The forward section of the fuselage consisted of a 1.27 m³ (45 cub ft) mild steel tank forming a hopper and carrying all main loads. The exit chute was under the lower wing section. The lower mainplanes had full-span copper spray-booms built into the trailing edges with provision for a number of standard spray nozzles. The upper wings, which were supported by a single lift strut, were attached to a gulled centre-section supported by streamline struts. The fabric covered steel tube tail unit was carried in two tubular steel booms projecting rearwards from the upper wing section and were braced to the fuselage. Twin-fins and rudders, on which were carried the tailplane, were attached at their midpoints to the boom. All control cables from the cockpit to the tail were carried externally along the booms and supports.

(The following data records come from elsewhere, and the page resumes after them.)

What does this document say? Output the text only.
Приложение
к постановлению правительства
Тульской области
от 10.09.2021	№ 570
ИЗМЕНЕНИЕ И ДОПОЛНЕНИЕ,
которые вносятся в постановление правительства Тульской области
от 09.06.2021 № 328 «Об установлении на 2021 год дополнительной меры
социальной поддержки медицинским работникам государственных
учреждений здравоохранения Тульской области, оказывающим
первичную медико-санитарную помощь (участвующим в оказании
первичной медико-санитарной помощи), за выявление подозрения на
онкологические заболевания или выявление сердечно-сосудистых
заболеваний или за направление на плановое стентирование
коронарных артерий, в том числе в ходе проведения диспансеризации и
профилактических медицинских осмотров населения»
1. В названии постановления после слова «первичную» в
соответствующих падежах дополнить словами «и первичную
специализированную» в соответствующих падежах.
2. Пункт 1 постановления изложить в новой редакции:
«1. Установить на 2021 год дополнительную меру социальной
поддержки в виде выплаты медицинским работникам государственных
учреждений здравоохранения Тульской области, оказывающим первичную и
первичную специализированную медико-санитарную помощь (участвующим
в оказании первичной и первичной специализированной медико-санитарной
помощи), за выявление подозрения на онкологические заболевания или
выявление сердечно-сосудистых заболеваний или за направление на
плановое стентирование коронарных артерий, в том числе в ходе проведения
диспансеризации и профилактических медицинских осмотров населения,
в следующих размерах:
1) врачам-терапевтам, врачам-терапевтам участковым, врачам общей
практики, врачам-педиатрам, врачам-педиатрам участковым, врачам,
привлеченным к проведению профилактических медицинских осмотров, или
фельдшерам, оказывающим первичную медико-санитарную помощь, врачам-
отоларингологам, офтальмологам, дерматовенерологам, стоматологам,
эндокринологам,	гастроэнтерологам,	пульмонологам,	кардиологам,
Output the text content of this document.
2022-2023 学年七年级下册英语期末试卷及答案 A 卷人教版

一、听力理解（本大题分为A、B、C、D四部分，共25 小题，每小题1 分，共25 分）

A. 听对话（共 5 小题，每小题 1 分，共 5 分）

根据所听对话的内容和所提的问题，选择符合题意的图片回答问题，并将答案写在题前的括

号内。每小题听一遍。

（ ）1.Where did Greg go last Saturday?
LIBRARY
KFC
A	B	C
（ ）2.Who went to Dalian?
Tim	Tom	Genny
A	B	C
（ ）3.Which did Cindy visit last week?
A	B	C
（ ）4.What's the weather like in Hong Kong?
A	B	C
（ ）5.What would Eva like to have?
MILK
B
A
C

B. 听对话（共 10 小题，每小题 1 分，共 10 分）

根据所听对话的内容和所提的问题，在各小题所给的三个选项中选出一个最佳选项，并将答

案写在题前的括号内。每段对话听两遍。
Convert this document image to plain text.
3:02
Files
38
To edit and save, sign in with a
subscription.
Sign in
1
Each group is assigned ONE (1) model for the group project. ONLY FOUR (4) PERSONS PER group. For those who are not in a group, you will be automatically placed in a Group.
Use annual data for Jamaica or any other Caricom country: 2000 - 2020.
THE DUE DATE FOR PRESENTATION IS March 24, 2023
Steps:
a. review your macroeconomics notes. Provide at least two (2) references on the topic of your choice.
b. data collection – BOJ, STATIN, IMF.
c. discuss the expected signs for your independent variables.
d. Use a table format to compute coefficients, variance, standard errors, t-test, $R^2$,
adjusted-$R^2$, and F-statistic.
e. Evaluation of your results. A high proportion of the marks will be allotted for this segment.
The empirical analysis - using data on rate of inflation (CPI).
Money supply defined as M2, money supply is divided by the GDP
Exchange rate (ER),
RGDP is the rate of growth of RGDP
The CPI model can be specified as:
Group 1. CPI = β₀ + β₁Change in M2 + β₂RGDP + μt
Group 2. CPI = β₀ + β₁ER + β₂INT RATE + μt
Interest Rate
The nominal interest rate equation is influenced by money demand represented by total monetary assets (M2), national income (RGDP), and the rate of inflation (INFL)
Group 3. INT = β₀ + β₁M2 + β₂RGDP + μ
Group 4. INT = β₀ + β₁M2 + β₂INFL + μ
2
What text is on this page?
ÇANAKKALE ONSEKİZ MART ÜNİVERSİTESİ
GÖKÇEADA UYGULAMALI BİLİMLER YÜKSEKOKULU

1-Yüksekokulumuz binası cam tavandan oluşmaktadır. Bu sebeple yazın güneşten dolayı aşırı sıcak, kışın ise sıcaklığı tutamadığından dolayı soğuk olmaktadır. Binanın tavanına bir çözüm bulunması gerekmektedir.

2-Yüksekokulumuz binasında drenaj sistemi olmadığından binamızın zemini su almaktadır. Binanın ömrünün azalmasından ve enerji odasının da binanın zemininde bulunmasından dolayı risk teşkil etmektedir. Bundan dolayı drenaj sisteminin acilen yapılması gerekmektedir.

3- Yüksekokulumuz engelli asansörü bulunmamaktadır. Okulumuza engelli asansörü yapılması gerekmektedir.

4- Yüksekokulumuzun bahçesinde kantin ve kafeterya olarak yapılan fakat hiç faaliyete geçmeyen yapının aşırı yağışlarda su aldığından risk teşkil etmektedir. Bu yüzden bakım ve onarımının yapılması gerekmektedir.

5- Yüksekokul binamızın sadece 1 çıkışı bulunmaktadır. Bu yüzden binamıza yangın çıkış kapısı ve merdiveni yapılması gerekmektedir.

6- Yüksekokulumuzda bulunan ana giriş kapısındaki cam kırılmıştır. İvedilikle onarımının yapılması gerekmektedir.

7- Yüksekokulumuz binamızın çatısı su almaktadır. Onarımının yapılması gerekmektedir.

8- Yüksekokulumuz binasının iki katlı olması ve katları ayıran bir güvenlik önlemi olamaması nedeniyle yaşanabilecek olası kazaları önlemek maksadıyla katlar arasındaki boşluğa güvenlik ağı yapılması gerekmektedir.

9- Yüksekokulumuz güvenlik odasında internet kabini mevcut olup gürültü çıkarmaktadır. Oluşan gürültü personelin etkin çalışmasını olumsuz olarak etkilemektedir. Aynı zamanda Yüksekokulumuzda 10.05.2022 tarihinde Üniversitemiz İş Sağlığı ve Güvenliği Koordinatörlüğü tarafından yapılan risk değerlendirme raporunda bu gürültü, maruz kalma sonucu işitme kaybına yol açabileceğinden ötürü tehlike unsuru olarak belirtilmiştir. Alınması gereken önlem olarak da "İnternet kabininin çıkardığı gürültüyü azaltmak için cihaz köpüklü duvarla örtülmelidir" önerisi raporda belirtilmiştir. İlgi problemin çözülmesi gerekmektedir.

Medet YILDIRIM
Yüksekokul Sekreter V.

The aircraft carried out a test flight programme. Visibility in level flight ahead and below was said to be poor but good in other directions. Controls were heavy but well balanced and the Tanker was regularly looped and spun during the program. A stall resulted in no more than a gently dropped starboard wing. When first flown it had an enclosed cockpit but the canopy was discarded after some little time.
However, it would seem due to lack of interest by local agricultural operators, the lack of appeal of the design to some, the limited market for an agricultural aircraft at the time, and the availability of overseas designs, Kingsford Smith Aviation Services did not proceed any further with development and testing, and the aircraft was stored at Bankstown until damaged by a hangar fire. In 1962 it was removed from the hangar and was later scrapped. It never received a Certificate of Airworthiness and at no time carried a registration. During its brief career it was painted overall yellow with black trim, with the words “Experimental” and “P.L.7 TANKER” painted on the side of the fuselage.